BE anuncia proposta para acabar com "a ditadura da grande distribuição"

O coordenador do BE anunciou este sábado que na sequência da última campanha do Pingo Doce vai apresentar no parlamento uma proposta para "clarificar" e "fixar regras" na relação entre as grandes distribuidoras e os produtores.

No final de uma reunião da Mesa Nacional do partido, Francisco Louçã desafiou Alexandre Soares dos Santos, presidente do grupo Jerónimo Martins, a fazer descontos de 50 por cento nos produtos em que o Pingo Doce "tem margens de lucro de 80 e 75 por cento".

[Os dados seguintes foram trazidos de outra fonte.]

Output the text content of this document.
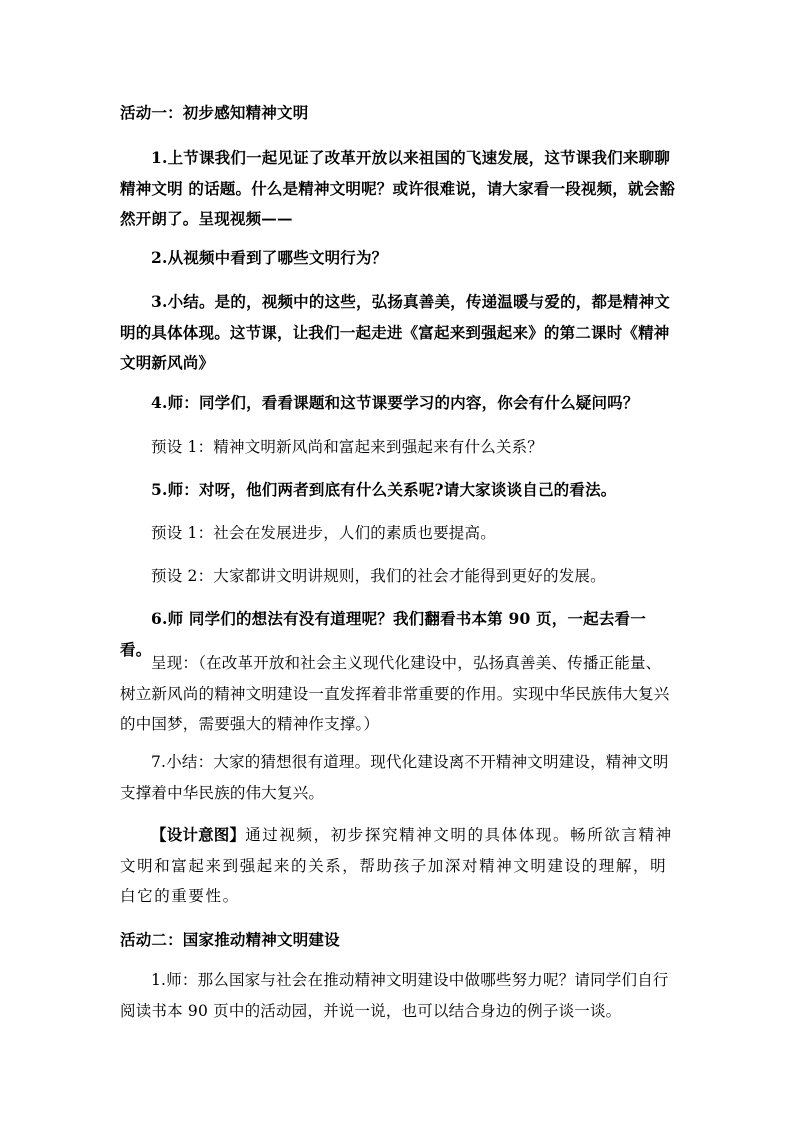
活动一：初步感知精神文明
1.上节课我们一起见证了改革开放以来祖国的飞速发展，这节课我们来聊聊精神文明 的话题。什么是精神文明呢？或许很难说，请大家看一段视频，就会豁然开朗了。呈现视频——
2.从视频中看到了哪些文明行为？
3.小结。是的，视频中的这些，弘扬真善美，传递温暖与爱的，都是精神文明的具体体现。这节课，让我们一起走进《富起来到强起来》的第二课时《精神文明新风尚》
4.师：同学们，看看课题和这节课要学习的内容，你会有什么疑问吗？
预设 1：精神文明新风尚和富起来到强起来有什么关系？
5.师：对呀，他们两者到底有什么关系呢?请大家谈谈自己的看法。
预设 1：社会在发展进步，人们的素质也要提高。
预设 2：大家都讲文明讲规则，我们的社会才能得到更好的发展。
6.师 同学们的想法有没有道理呢？我们翻看书本第 90 页，一起去看一看。
呈现：（在改革开放和社会主义现代化建设中，弘扬真善美、传播正能量、树立新风尚的精神文明建设一直发挥着非常重要的作用。实现中华民族伟大复兴的中国梦，需要强大的精神作支撑。）
7.小结：大家的猜想很有道理。现代化建设离不开精神文明建设，精神文明支撑着中华民族的伟大复兴。
【设计意图】通过视频，初步探究精神文明的具体体现。畅所欲言精神文明和富起来到强起来的关系，帮助孩子加深对精神文明建设的理解，明白它的重要性。
活动二：国家推动精神文明建设
1.师：那么国家与社会在推动精神文明建设中做哪些努力呢？请同学们自行阅读书本 90 页中的活动园，并说一说，也可以结合身边的例子谈一谈。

"Quero deixar um desafio ao senhor Soares dos Santos: se ele quer ser levado a sério pelas pessoas que sabem quanto lhes custa pagar aquilo que é essencial para a alimentação dos seus filhos e dos seus, pois então que faça um desconto de 50 por cento em todos aqueles produtos em que já sabemos que ele tem margens de lucro de 80 ou de 75 por cento", disse.

O líder bloquista defendeu que é preciso acabar com "margens de 75 e 80 por cento" que permitiram "fazer demagogia com promoções por um dia": "Nesses bens, onde a margem é tão grande, então ele que faça 365 dias por ano esse desconto de 50 por cento com o qual está tão confortável para pessoas que vivem com tantas dificuldades".

Louçã revelou depois que o BE irá reapresentar na Assembleia da República um projeto de lei "que já apresentou no passado para fixar margens, regras e contratos entre os distribuidores e produtores e para proteger produtos essenciais".

"Tem de deixar de existir esta ditadura da grande distribuição", defendeu.

"Deve haver contratos escritos entre os produtores e distribuidores, esses contratos devem ter prazos, margens, cláusulas definidas, devem ser públicos, porque não pode ser um contrato onde a distribuidora ganha e os produtores obedecem, em que uns ganham e outros não recebem", advogou.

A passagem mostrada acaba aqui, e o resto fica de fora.